Startup Idea: TailSearch – Search for Retail Stores - kimonos
http://www.abstract-living.com/tailsearch-search-for-retail-stores/

======
smt88
This would never work. "Medium-high switching barriers" is a fantasy. The
barriers are insurmountable, and not just because big retailers like to use
in-house technology.

Every retail store is carefully engineered to make you walk around more. They
want you to walk past things you didn't intend to buy and then buy them.

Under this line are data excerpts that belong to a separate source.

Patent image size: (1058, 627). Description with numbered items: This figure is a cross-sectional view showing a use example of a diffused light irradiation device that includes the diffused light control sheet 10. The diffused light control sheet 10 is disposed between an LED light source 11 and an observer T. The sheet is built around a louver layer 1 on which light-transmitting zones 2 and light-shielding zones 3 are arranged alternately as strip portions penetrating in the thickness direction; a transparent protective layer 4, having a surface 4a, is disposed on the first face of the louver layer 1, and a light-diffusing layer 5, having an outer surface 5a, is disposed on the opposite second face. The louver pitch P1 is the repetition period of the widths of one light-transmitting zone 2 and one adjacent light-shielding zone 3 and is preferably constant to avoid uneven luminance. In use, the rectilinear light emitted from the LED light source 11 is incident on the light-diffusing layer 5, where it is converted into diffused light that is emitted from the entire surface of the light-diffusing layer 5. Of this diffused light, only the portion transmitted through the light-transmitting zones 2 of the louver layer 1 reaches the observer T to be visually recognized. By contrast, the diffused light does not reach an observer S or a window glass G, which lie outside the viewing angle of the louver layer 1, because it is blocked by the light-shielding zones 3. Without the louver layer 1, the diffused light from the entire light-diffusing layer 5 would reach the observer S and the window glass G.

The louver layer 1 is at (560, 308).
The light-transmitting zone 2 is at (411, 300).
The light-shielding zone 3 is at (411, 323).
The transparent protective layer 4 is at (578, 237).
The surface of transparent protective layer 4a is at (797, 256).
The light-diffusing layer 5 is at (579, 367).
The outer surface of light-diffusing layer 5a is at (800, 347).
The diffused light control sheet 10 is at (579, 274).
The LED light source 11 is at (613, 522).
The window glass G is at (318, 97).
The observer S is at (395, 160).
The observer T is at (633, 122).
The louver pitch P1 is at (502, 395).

Ever wonder why household necessities are always at opposite back corners of
grocery stores? They want you to spend as much time there as possible and pass
as many shelves as possible.

Yes, there is a "problem" here for consumers, but it's one they will generally
solve by using Amazon or the online pick-up systems that stores already have.
You can already browse the inventory of stores and have your items waiting for
you when you arrive.

Furthermore, because every store creates this problem, no store has an
incentive to fix it.

If Target, for example, were to spend money on "TailSearch" (a LOT of money)
and minorly improve the user experience at the cost of much of their sales
volume, they would be screwed.

And what would the real benefit for the user be? Do you go to stores because
it's easy to find things or because they have what you want at the price you
want?

This is simple technology, and it could easily piggyback on the databases that
tech-savvy companies like Wal-Mart already have. There's a reason they haven't
done anything like this yet.